- It reported a net profit of Sh72.1 million compared to a loss of Sh9.1 billion in 2020.
- The firm's chairman says they will continue with prudent cost management initiatives and maintain a stable solvency position.
Financial services firm, Britam Holdings PLC has bounced back to profitability in the year ended December 31, 2021, on improved gross earned premiums from a new business portfolio.
The Nairobi Securities Exchange (NSE) listed firm reported a net profit of Sh72.1 million compared to a loss of Sh9.1 billion in 2020.
The firm's gross earnings during the period under review also improved to Sh1 billion from a Sh9.7 billion loss the previous year.
"The improved operating environment also favored the business resulting in fair value gains from its listed equities portfolio,'' Britam acting MD Charles Kimani said.
The firm reported gross earned premiums and fund management fees of Sh32.5 billion. This represents a significant growth of 12.8 per cent from Sh28.8 billion recorded in the previous financial year.

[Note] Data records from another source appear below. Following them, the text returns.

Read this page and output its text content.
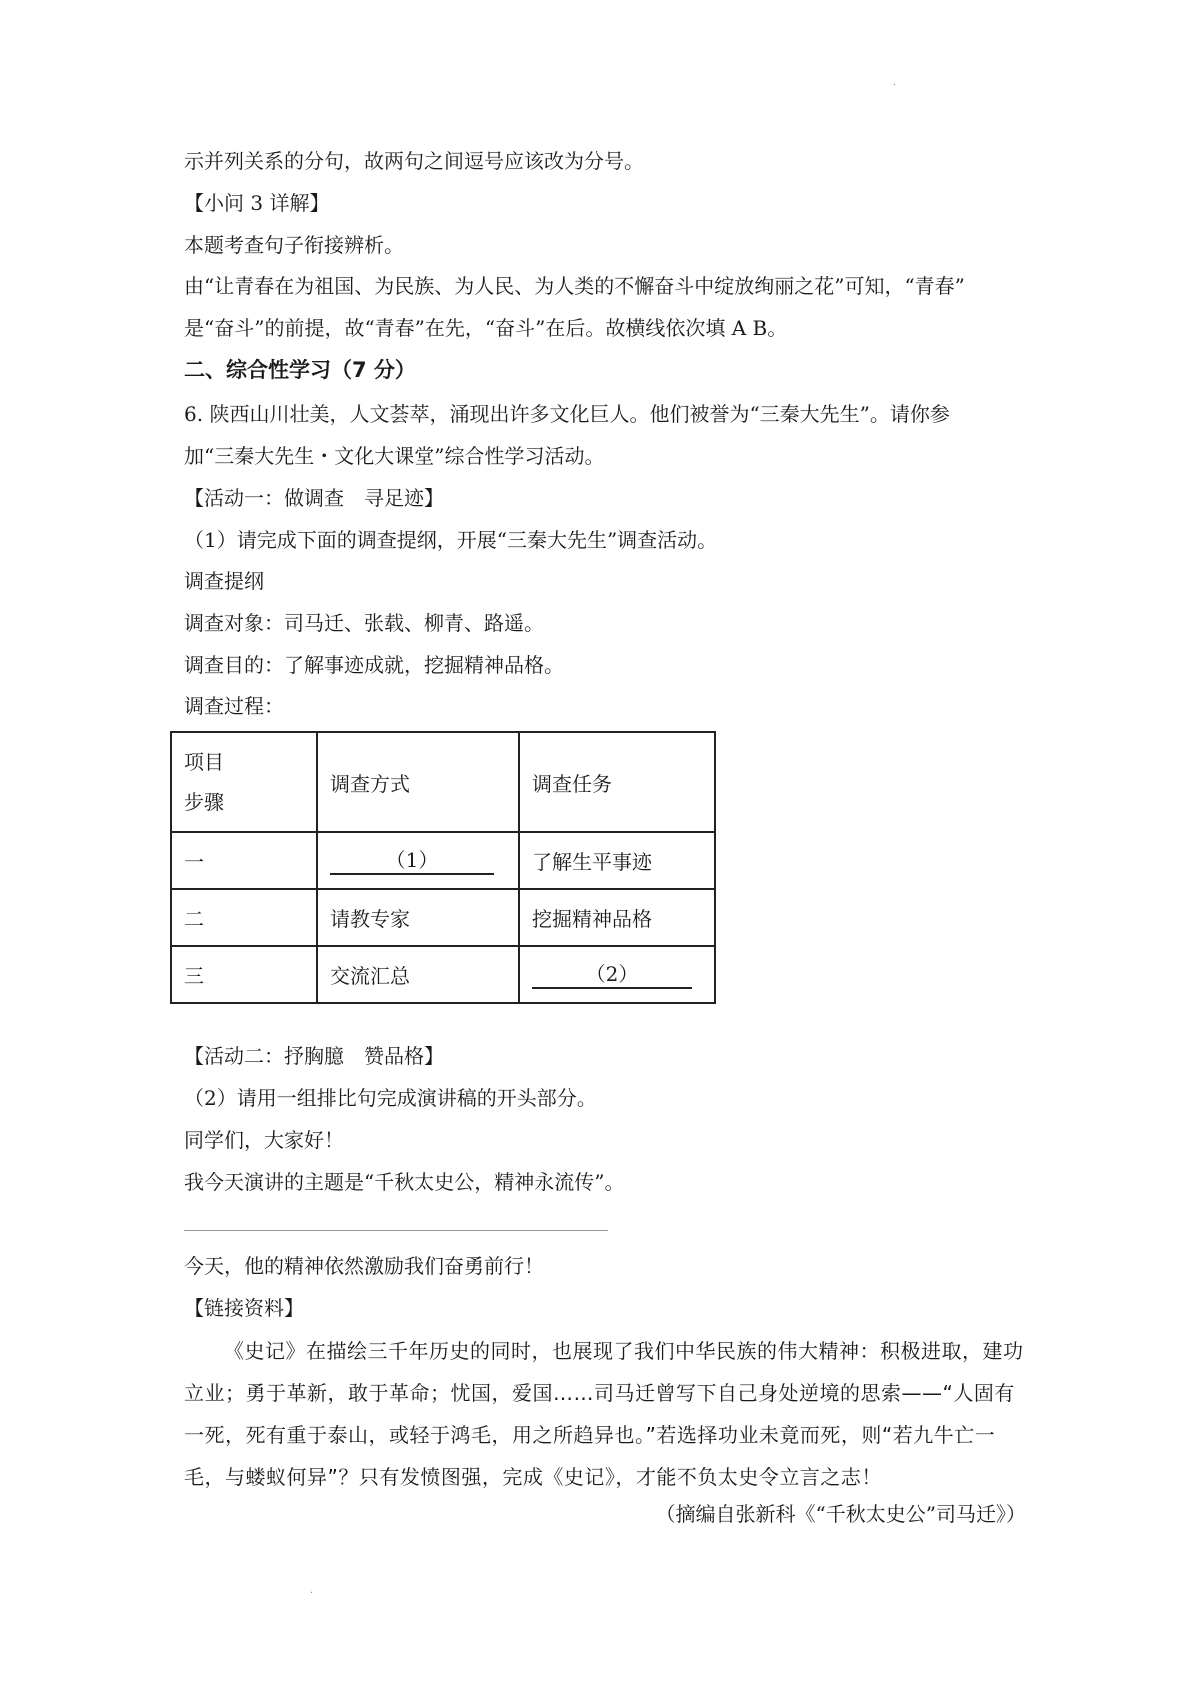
·
示并列关系的分句，故两句之间逗号应该改为分号。
【小问 3 详解】
本题考查句子衔接辨析。
由“让青春在为祖国、为民族、为人民、为人类的不懈奋斗中绽放绚丽之花”可知，“青春”
是“奋斗”的前提，故“青春”在先，“奋斗”在后。故横线依次填 A B。
二、综合性学习（7 分）
6. 陕西山川壮美，人文荟萃，涌现出许多文化巨人。他们被誉为“三秦大先生”。请你参
加“三秦大先生・文化大课堂”综合性学习活动。
【活动一：做调查　寻足迹】
（1）请完成下面的调查提纲，开展“三秦大先生”调查活动。
调查提纲
调查对象：司马迁、张载、柳青、路遥。
调查目的：了解事迹成就，挖掘精神品格。
调查过程：
项目
步骤	调查方式	调查任务
一	（1）	了解生平事迹
二	请教专家	挖掘精神品格
三	交流汇总	（2）
【活动二：抒胸臆　赞品格】
（2）请用一组排比句完成演讲稿的开头部分。
同学们，大家好！
我今天演讲的主题是“千秋太史公，精神永流传”。
今天，他的精神依然激励我们奋勇前行！
【链接资料】
《史记》在描绘三千年历史的同时，也展现了我们中华民族的伟大精神：积极进取，建功立业；勇于革新，敢于革命；忧国，爱国……司马迁曾写下自己身处逆境的思索——“人固有一死，死有重于泰山，或轻于鸿毛，用之所趋异也。”若选择功业未竟而死，则“若九牛亡一毛，与蝼蚁何异”？只有发愤图强，完成《史记》，才能不负太史令立言之志！
（摘编自张新科《“千秋太史公”司马迁》）
·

The regional businesses recorded a total gross earned premium of Sh8.1 billion which is a growth of 3.3 per cent from Sh7.9 billion recorded in the financial year 2020.
This is also an impressive 25.5 per cent contribution to the Group’s total gross earned premiums.
The Group’s investment income in the year was Sh10.9 billion, representing a 15.7 per cent growth compared to Sh9.4 billion recorded in the previous financial year.
The growth in investment income was driven mainly by the continuing shift of the Group’s investment strategy that has seen it continue to pursue a re-allocation of its investments portfolio to grow yields.
Commenting on the financial results, Britam’s Group chairman Kuria Muchiru said last year was a turning point for the firm, following the commencement of a new five-year strategy set to transform it, into a more customer-centric organisation.
"The new transformative strategy hinges on four critical initiatives including, organising the business around the customer; leveraging on technology; turning around key cost drivers and optimising the profile,'' Kuria said.
He added that the firm will continue with prudent cost management initiatives and maintain a stable solvency position.
Kuria said the insurer is already leveraging on strategic partnerships to drive scale, grow its customer base and increase access to insurance services.
Some of the firms it has partnered with are Cellulant, Koa, and Bismart in the Kenyan market. Regionally, it has partnered with Vodacom in Tanzania and MTN in Uganda.